How to build MCP Clients | MCP Trilogy | CampusX
Based on CampusX's video on YouTube. If you like this content, support the original creators by watching, liking and subscribing to their content.
Build the MCP client around MultiServerMCPClient so one client can connect to multiple MCP servers.
Briefing
The core takeaway is a working blueprint for building an MCP-powered chat client that can automatically discover tools from one or more MCP servers, call the right tool with the right arguments, and then return the result to the user—optionally through a Streamlit GUI. Instead of limiting the client to “normal chat,” the setup turns the LLM into a tool-using agent: it receives a question, decides whether a tool call is needed, executes the tool on the connected MCP server(s), and feeds the tool output back into the model to produce the final answer.
The walkthrough starts by validating a local MCP “maths” server using MCP Inspector, confirming that arithmetic tools like add, subtract, multiply, divide, power, and modulus are available. From there, the client is built in Python using LangChain MCP adapters. The client uses an asynchronous main function and a MultiServerMCPClient to connect to MCP servers via transport configuration (local uses stdio). Once connected, the client fetches the server’s tools and converts the returned tool list into a named dictionary keyed by tool name, making it easy to look up and invoke the correct tool later.
Next comes the agent loop. An OpenAI Chat model is instantiated (via ChatOpenAI) and bound to the discovered tools. When the model is prompted (e.g., “What is 12 * 15?”), it may respond with tool call metadata rather than a direct answer. The client extracts the tool call(s), identifies which tool the model selected (including the tool name and tool call arguments), and then directly invokes that tool from the named dictionary. The tool result is wrapped into a LangChain ToolMessage, and the client re-invokes the LLM with the original prompt, the model’s intermediate response, and the tool message—so the model can generate the final natural-language answer. A guard clause handles non-tool questions (like “What is the capital of India”) by checking whether tool-call attributes exist; if not, the client returns the model’s content immediately.
The client is then upgraded to handle multiple tool calls in one response by moving tool execution into a loop. After that, the client connects to additional MCP servers. A remote “expense tracking” server is added using transport via Streamable HTTP, enabling tools like add expense, list expenses, and summarize expenses. The same client can also attach a third-party Manim MCP server to generate animations; the prompt is routed to the Manim tool, and the resulting video is produced.

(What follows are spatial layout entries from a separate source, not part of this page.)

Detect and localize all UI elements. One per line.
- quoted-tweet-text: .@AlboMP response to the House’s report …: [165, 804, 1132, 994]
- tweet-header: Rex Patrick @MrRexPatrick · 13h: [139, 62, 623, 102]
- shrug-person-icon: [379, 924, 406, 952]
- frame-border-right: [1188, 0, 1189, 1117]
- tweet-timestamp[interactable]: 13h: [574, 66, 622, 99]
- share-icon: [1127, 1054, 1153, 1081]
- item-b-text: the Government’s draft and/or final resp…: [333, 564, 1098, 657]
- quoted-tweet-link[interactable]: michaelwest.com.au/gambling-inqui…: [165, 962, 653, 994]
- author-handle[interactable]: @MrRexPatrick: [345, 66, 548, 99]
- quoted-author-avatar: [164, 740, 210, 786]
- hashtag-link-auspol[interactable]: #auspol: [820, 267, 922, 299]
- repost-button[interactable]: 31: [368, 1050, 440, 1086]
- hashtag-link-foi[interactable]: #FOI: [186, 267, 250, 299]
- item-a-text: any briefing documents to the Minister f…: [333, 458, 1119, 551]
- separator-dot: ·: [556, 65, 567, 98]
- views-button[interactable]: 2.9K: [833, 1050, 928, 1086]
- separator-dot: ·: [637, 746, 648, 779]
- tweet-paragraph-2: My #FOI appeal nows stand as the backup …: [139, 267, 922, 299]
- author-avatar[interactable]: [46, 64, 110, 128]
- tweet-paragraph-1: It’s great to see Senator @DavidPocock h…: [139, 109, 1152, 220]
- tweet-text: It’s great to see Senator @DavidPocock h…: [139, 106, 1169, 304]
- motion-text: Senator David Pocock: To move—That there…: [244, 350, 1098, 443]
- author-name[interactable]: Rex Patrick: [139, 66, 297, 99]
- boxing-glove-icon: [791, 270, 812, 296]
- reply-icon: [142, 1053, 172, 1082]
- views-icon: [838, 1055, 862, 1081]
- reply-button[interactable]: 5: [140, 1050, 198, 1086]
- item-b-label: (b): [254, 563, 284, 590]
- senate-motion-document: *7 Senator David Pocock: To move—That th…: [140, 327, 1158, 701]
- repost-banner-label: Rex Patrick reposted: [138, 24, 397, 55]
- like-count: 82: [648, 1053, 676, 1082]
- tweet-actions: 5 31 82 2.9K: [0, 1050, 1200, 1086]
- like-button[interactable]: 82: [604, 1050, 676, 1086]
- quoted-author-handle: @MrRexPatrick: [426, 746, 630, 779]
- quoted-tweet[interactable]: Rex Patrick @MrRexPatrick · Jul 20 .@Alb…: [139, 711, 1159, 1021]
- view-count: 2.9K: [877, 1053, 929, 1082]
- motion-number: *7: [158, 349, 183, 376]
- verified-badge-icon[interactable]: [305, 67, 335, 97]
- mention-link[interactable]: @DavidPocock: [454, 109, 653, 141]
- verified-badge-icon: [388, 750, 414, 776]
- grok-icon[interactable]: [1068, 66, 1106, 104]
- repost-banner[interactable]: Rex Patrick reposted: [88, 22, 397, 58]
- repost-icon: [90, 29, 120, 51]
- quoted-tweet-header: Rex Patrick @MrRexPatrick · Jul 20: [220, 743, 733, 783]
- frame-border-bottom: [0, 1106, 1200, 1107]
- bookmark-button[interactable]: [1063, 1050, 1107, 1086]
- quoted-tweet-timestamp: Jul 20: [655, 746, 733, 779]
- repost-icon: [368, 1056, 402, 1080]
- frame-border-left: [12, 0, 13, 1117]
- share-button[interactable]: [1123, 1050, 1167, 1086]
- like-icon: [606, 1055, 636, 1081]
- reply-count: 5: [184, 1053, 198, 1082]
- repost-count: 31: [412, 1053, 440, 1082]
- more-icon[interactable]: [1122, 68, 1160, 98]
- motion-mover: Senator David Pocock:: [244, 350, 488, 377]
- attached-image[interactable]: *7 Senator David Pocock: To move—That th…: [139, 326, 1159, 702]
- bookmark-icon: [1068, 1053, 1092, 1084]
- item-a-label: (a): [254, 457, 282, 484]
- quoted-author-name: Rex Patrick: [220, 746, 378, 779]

Finally, the logic is wrapped into a Streamlit app (client2.py), replacing terminal-only interaction with a simple GUI. The demo shows expense queries and a Manim-based animation prompt working through the interface. The result is a flexible MCP client architecture where any number of MCP servers—local or remote—can be attached, and the LLM can dynamically choose the correct tool(s) to fulfill user requests.
Cornell Notes
The build focuses on an MCP client that can connect to one or more MCP servers, fetch their available tools, and let an OpenAI Chat model decide when to call those tools. After connecting (local via stdio, remote via Streamable HTTP), the client retrieves the server’s tool definitions and stores them in a dictionary keyed by tool name. The model is bound to these tools; when a user asks for something requiring computation or data access, the model returns tool-call metadata instead of a direct answer. The client then executes the selected tool with the model-provided arguments, wraps the output in a ToolMessage, and re-invokes the model with the full history to generate the final response. A Streamlit wrapper turns the same logic into a GUI.
How does the client discover what it can do on an MCP server?
What is the end-to-end flow when the LLM decides a tool call is required?
How does the client handle questions that don’t require tool usage?
How can one client connect to both local and remote MCP servers?
Why was a loop added for tool execution?
What does the Streamlit GUI change in the architecture?
Review Questions
- Describe how the client converts fetched MCP tools into a structure that makes tool invocation straightforward.
- Walk through the sequence of calls needed to turn an LLM tool_call response into a final natural-language answer.
- What changes are required to add a second MCP server, and how do local stdio and remote Streamable HTTP differ in configuration?
Key Points
- 1
Build the MCP client around MultiServerMCPClient so one client can connect to multiple MCP servers.
- 2
Fetch tools from the MCP server and store them in a dictionary keyed by tool name for easy lookup.
- 3
Bind an OpenAI Chat model to the discovered tools so the model can return tool_calls when needed.
- 4
Execute the selected tool using the model-provided arguments, then wrap the result in a ToolMessage and re-invoke the model with full history.
- 5
Add a guard for non-tool questions by checking whether tool_calls exist in the initial LLM response.
- 6
Support multiple tool calls by iterating over tool_calls items rather than assuming only one.
- 7
Use stdio for local MCP servers and Streamable HTTP with a URL for remote MCP servers; the same client logic works for both.